Digital humanities

Maintained by: David J. Birnbaum ( [Creative Commons BY-NC-SA 3.0 Unported License] Last modified: 2023-01-08T17:47:32+0000

XPath assignment #3

You can find an XML (TEI) version of Shakespeare’s Hamlet at We’ve deliberately damaged some of the markup in this edition to introduce some inconsistencies, but the file is well-formed XML, which means that you can use XPath to explore it. You should download this file to your computer (typically that means right-clicking on the link and selecting save as) and open it in <oXygen/>.

Prepare your answers to the following questions in a markdown file upload it to Canvas as an attachment. As always, code snippets (including XPath snippets) in markdown must be surrounded with backticks.

Some of these tasks are thought-provoking, and even difficult. If you get stuck, do the best you can, and if you can’t get a working answer, give the answers you tried and explain where they failed to get the results you wanted. As always, you are encouraged to ask questions in the #xpath channel in Slack, but because you want to make progress in learning to debug your own code, your questions should tell us what you tried, what you expected, exactly what you got instead (not just didn’t work or got an error), and what you think the source of the problem is. Sometimes writing that sort of request for advice that will help you figure out what’s wrong on your own (see Rubber duck debugging), and even when it doesn’t, it will help us identify the difficult moments.

These tasks require the use of path expressions, predicates, and functions. References to Kay are to the Michael Kay book; there’s a link in our online course description to a PDF version accessible through the Pitt library system. There may be more than one possible answer.

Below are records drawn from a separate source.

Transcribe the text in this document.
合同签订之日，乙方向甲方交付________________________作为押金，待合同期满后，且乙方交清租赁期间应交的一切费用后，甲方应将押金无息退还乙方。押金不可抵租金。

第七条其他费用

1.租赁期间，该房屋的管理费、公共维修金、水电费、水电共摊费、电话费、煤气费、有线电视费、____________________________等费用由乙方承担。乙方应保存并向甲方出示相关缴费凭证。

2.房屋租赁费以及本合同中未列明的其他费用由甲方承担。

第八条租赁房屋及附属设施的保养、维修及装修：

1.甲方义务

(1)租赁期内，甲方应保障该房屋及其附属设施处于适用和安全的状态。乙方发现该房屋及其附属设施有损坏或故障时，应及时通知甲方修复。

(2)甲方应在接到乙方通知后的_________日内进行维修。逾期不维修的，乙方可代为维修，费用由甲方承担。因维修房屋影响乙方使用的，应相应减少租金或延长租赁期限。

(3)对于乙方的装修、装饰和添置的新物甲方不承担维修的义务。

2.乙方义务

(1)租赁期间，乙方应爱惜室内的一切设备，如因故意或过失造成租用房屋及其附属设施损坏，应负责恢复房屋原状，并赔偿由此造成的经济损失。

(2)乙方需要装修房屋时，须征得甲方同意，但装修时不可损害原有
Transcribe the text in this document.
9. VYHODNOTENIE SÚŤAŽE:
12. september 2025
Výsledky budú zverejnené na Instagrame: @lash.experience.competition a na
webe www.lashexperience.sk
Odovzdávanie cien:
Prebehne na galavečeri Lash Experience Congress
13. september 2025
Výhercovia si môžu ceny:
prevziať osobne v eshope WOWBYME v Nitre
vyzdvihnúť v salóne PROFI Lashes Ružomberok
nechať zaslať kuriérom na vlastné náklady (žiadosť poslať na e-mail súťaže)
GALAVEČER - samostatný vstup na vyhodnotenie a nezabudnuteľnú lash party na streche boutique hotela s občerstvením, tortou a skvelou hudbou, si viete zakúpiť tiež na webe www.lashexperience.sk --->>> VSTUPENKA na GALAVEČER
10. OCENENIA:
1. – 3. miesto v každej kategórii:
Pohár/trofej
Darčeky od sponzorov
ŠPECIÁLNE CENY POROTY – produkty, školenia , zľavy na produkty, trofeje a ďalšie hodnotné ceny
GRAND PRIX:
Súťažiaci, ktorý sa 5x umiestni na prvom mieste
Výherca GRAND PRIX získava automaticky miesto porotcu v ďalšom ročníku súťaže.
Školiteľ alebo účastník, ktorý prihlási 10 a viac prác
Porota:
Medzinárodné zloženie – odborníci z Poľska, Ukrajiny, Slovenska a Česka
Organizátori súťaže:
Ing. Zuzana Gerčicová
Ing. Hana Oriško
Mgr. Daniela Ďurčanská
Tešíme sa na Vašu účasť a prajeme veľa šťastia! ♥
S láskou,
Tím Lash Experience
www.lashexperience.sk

Using the Bad Hamlet document and the XPath browser window in <oXygen/>, construct XPath expressions that will do the following. Give the full XPath expressions in your answers, and not just the results:

  1. What XPath expressions will select the last stage direction <stage> in the entire document? (Note: there should be only one!)
  2. What XPath expression will find the last member in the cast list at the beginning of the document and select the @xml:id attribute that is associated with it?
  3. What XPath expression will select all <sp> elements with more than 8 line (<l>) subelements (which may be children or deeper descendants)? You’ll need to use the count() function (Kay 733–34).
  4. Building on your answer to the preceding question, what XPath expression will tell you how many line subelements each of those speeches actually has?
  5. Building on your answers to the preceding two questions, what XPath expression will find the speakers of all speeches that have more than 8 line subelements? Once you’ve found the speeches that have more than 8 lines, you can find the speakers of those speeches by just adding another path step, but you’ll get some duplication, since a single person may have more than one long speech. Your answer to this question should get rid of the duplicates, and return just a list of names of speakers without duplication. You’ll need to use the distinct-values() function (Kay 749–50).

Optional bonus questions

  1. Question #1, above, asked how you to provide an XPath path expression that would select the last stage direction (<stage>) in the play. What XPath would find the last line (<l>) in the play? What XPath would find the last stage direction or line (that is, whichever of the last stage direction and last line comes last)? You’ll need to use the union operator (Kay 628–31).
  2. Question #2, above, asked you to provide an XPath path expression that would select the @xml:id associated with the last cast member in the cast list. What’s the difference between an XPath that returns the @xml:id attribute itself and an XPath that returns just the value of the @xml:id attribute? That is, what are the two XPath expressions and what does each of them return? You’ll need to use the data() or string() function (Kay 741–43, 877–79).
  3. Question #3, above, asked you to provide an XPath path expression that would select all of the speeches (<sp> elements) with more than 8 line (<l>) subelements. What XPath expressions would select speeches with more than 8 line child elements (one XPath expression) and speeches with more than 8 descendant line elements (the expression you created for #3, above)? How do those results differ? If there are descendant line elements that are not children of a speech, what XPath expression will return the element names of their parents? You’ll need to use the name() function (Kay 835–37).

What to submit

You should turn in your answers to the above questions in a markdown file, that is, a file with the extension .md.